In an effort to underscore the importance of funding the state courts, American Bar Association President William T. (Bill) Robinson III will speak at the annual Law Day Luncheon of the Chattanooga Bar Association on May 10. The program takes place at the Sheraton Read House in the Silver Ballroom from 11:45 a.m.–1 p.m.
As part of Law Day 2012, Mr. Robinson is touring some of the States to highlight the crisis in court underfunding around the nation. Mr. Robinson has participated in Law Day events in Florida, New York, Maryland, Ohio and Kentucky. His final Law Day stop will be in Chattanooga on May 10. The theme for Law Day 2012 is; “No Courts, No Justice, No Freedom.” President Robinson has made the work of the Task Force on Preservation of the Justice System one of his primary areas of focus for the 2011-2012 year. The Task Force is addressing some of the most critical issues facing the legal profession today: The severe underfunding of our justice system, depletion of resources, and the courts’ struggle to render their constitutional function and provide access to justice for countless Americans. According to the National Center for State Courts, 42 states cut funding for their judiciaries in 2011, which has hindered the courts’ ability to render access to justice for all Americans. It also has placed families and businesses in jeopardy as courtrooms have been forced to close, shorten their hours and lay off staff.

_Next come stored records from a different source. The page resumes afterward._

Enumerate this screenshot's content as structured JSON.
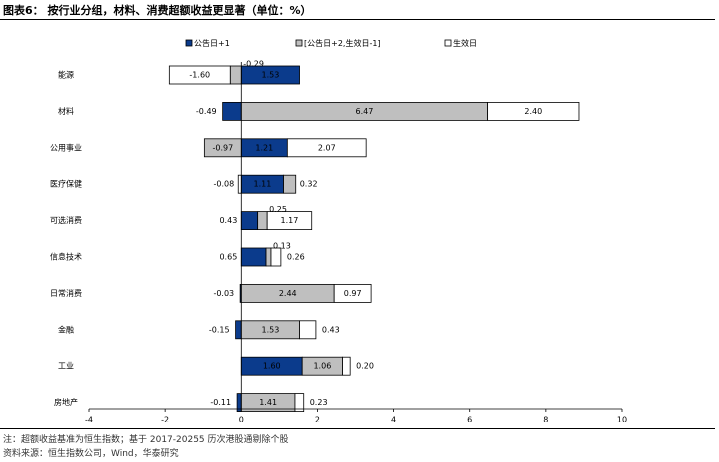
{
  "header": {
    "title": "图表6：  按行业分组，材料、消费超额收益更显著（单位：%）"
  },
  "footer": {
    "note": "注：超额收益基准为恒生指数；基于 2017-20255 历次港股通剔除个股",
    "source": "资料来源：恒生指数公司，Wind，华泰研究"
  },
  "colors": {
    "series1": "#0b3b8c",
    "series2": "#bfbfbf",
    "series3": "#ffffff",
    "border": "#000000"
  },
  "chart_data": {
    "type": "bar",
    "orientation": "horizontal",
    "stacked": true,
    "categories": [
      "能源",
      "材料",
      "公用事业",
      "医疗保健",
      "可选消费",
      "信息技术",
      "日常消费",
      "金融",
      "工业",
      "房地产"
    ],
    "series": [
      {
        "name": "公告日+1",
        "values": [
          1.53,
          -0.49,
          1.21,
          1.11,
          0.43,
          0.65,
          -0.03,
          -0.15,
          1.6,
          -0.11
        ],
        "labels": [
          "1.53",
          "-0.49",
          "1.21",
          "1.11",
          "0.43",
          "0.65",
          "-0.03",
          "-0.15",
          "1.60",
          "-0.11"
        ]
      },
      {
        "name": "[公告日+2,生效日-1]",
        "values": [
          -0.29,
          6.47,
          -0.97,
          0.32,
          0.25,
          0.13,
          2.44,
          1.53,
          1.06,
          1.41
        ],
        "labels": [
          "-0.29",
          "6.47",
          "-0.97",
          "0.32",
          "0.25",
          "0.13",
          "2.44",
          "1.53",
          "1.06",
          "1.41"
        ]
      },
      {
        "name": "生效日",
        "values": [
          -1.6,
          2.4,
          2.07,
          -0.08,
          1.17,
          0.26,
          0.97,
          0.43,
          0.2,
          0.23
        ],
        "labels": [
          "-1.60",
          "2.40",
          "2.07",
          "-0.08",
          "1.17",
          "0.26",
          "0.97",
          "0.43",
          "0.20",
          "0.23"
        ]
      }
    ],
    "xlim": [
      -4,
      10
    ],
    "xticks": [
      "-4",
      "-2",
      "0",
      "2",
      "4",
      "6",
      "8",
      "10"
    ],
    "legend_position": "top",
    "grid": false
  }
}
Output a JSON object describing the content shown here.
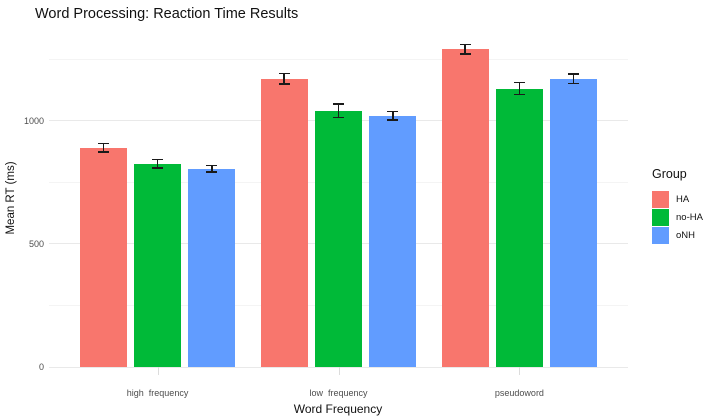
{
  "chart_data": {
    "type": "bar",
    "title": "Word Processing: Reaction Time Results",
    "xlabel": "Word Frequency",
    "ylabel": "Mean RT (ms)",
    "legend_title": "Group",
    "legend_position": "right",
    "grid": true,
    "error_bars": true,
    "categories": [
      "high  frequency",
      "low  frequency",
      "pseudoword"
    ],
    "series": [
      {
        "name": "HA",
        "color": "#F8766D",
        "values": [
          890,
          1170,
          1290
        ],
        "errors": [
          18,
          22,
          20
        ]
      },
      {
        "name": "no-HA",
        "color": "#00BA38",
        "values": [
          825,
          1040,
          1130
        ],
        "errors": [
          18,
          28,
          24
        ]
      },
      {
        "name": "oNH",
        "color": "#619CFF",
        "values": [
          805,
          1020,
          1170
        ],
        "errors": [
          13,
          18,
          20
        ]
      }
    ],
    "y_ticks": [
      0,
      500,
      1000
    ],
    "y_minor_ticks": [
      250,
      750,
      1250
    ],
    "ylim": [
      0,
      1372
    ],
    "colors": {
      "grid_major": "#e9e9e9",
      "grid_minor": "#f4f4f4",
      "error_bar": "#1a1a1a",
      "tick_text": "#4d4d4d",
      "title_text": "#111111"
    }
  }
}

The Chattanooga Bar Association will present its Annual Liberty Bell Award at the meeting. The purpose of the “Liberty Bell Award”is to recognize community service that has strengthened the America system of freedom under law. In selecting the recipient of this award, the Chattanooga Bar Association considers such service as including activities which (1) promotes better understanding of our Constitution and the Bill of Rights; (2) encourage a greater respect for the law and the courts; (3) stimulates a deeper sense of individual responsibility so that citizens recognize their duties as well as their rights; (4) contribute to the effective functioning of our institutions of government; and (5) foster a better understanding and appreciation of the rule of law. This prestigious award, presented annually by the Chattanooga Bar Association, will be selected from nominations received by the awards judges. Lawyers and judges are not eligible for the award; however, all other fields of endeavor are intended for the inclusion, namely education, business, sciences, communications, labor, government, religion, professions and youth organizations.
The Chattanooga Bar Association and Chattanooga Bar Foundation present a college scholarship to the winner of the High School Law Day Essay Contest. This contest is based on the theme of Law Day and is open to every high school student in Hamilton County – public, private and home-school.
The FELLOWS Class of 2012 will be announced. To become a Fellow of the Chattanooga Bar Foundation, A lawyer must be a member of the Chattanooga Bar Association, must be at least 35 years of age and must be licensed and practicing law for at least 10 years. Only lawyers who are judged to have outstanding records of service to the bar and to the community are so honored.
While Law Day is officially recognized on May 1, many civic groups and bar associations celebrate with month-long programs, presentations and events. Envisioned in 1957 by then ABA President Charles S. Rhyne as a special national day of recognition, the first Law Day was established byPresident Dwight Eisenhower the following year. Congress issued a joint resolution in 1961 designating May 1 as the official day to celebrate the nation’s commitment to the rule of law.